Former broadcasting facility

The Transmitter Nuremberg-Kleinreuth was a broadcasting facility for medium wave at Nuremberg, Bavaria, Germany. It was founded in 1927 in Nuremberg-Kleinreuth at the former Broadcast Street 24, now Sigmund Street 181, in order to supply the northern areas of Bavaria with broadcast programs in the medium-wave band.

==Antenna==
Between 1927 and 1935 this plant's transmission antenna was a T-antenna, which was spun between two 75 m freestanding steel framework towers.

In 1935 this antenna was replaced by a 124 m tower built of wood, which became available at the change of the antenna system at transmitter Ismaning in 1934 and which was rebuilt in Nuremberg-Kleinreuth after its disassembly.
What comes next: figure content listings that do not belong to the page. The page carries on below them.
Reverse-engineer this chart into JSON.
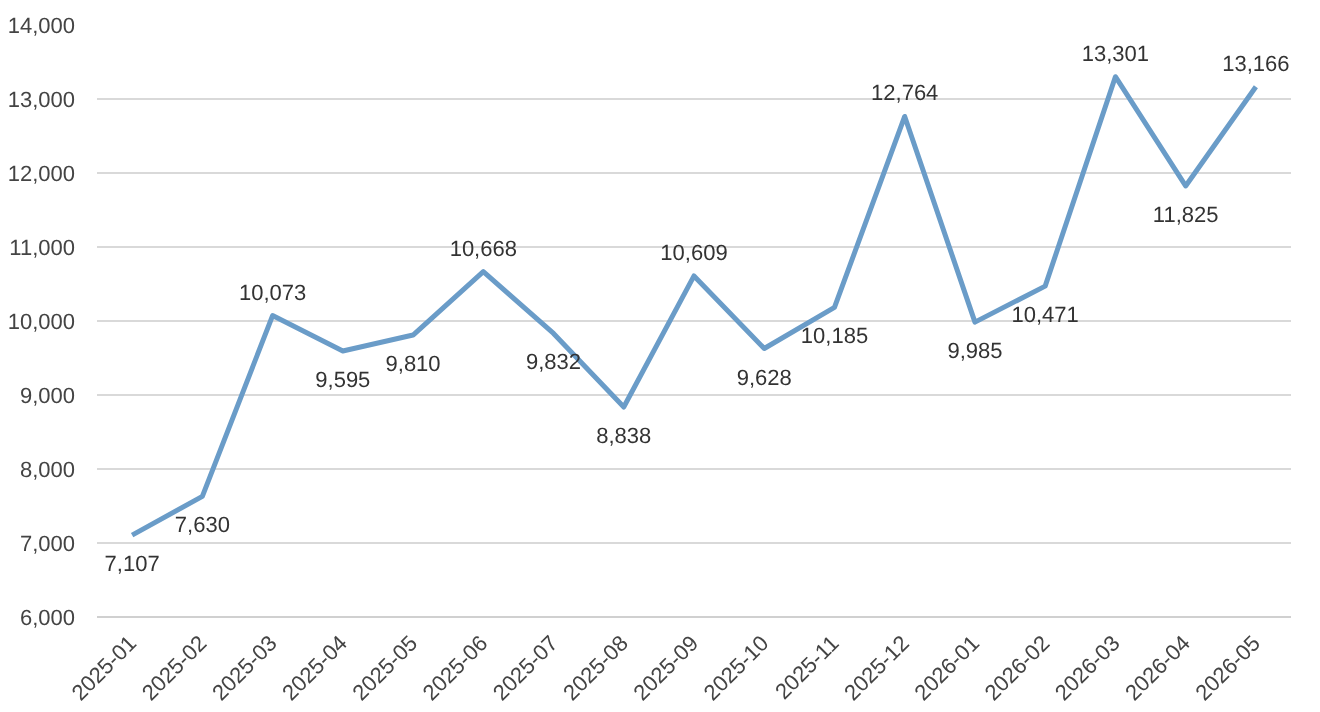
{
  "chart_data": {
    "type": "line",
    "categories": [
      "2025-01",
      "2025-02",
      "2025-03",
      "2025-04",
      "2025-05",
      "2025-06",
      "2025-07",
      "2025-08",
      "2025-09",
      "2025-10",
      "2025-11",
      "2025-12",
      "2026-01",
      "2026-02",
      "2026-03",
      "2026-04",
      "2026-05"
    ],
    "series": [
      {
        "color": "#6a9cc8",
        "values": [
          7107,
          7630,
          10073,
          9595,
          9810,
          10668,
          9832,
          8838,
          10609,
          9628,
          10185,
          12764,
          9985,
          10471,
          13301,
          11825,
          13166
        ]
      }
    ],
    "ylim": [
      6000,
      14000
    ],
    "yticks": [
      {
        "value": 6000,
        "label": "6,000"
      },
      {
        "value": 7000,
        "label": "7,000"
      },
      {
        "value": 8000,
        "label": "8,000"
      },
      {
        "value": 9000,
        "label": "9,000"
      },
      {
        "value": 10000,
        "label": "10,000"
      },
      {
        "value": 11000,
        "label": "11,000"
      },
      {
        "value": 12000,
        "label": "12,000"
      },
      {
        "value": 13000,
        "label": "13,000"
      },
      {
        "value": 14000,
        "label": "14,000"
      }
    ],
    "value_labels": [
      "7,107",
      "7,630",
      "10,073",
      "9,595",
      "9,810",
      "10,668",
      "9,832",
      "8,838",
      "10,609",
      "9,628",
      "10,185",
      "12,764",
      "9,985",
      "10,471",
      "13,301",
      "11,825",
      "13,166"
    ],
    "grid": "y",
    "marker": "none",
    "line_style": "solid"
  }
}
On 6 April 1950 a 100 m guyed mast radiator went into service at Nuremberg-Kleinreuth. The now dispensable wood tower was demolished on 12 July 1961 because of decay.

==Closure==
On 15 September 1969 the Nuremberg-Kleinreuth broadcasting station was shut down, after the radio mast at Dillberg had been equipped with a cage aerial for medium wave transmission and thus could overtake the function of the transmitter Nuremberg-Kleinreuth.
In 1973 the area of the transmitting plant was sold to the company Theisen KG, which allowed the remaining installations of the abandoned transmitter be demolished in order to build a factory hall there.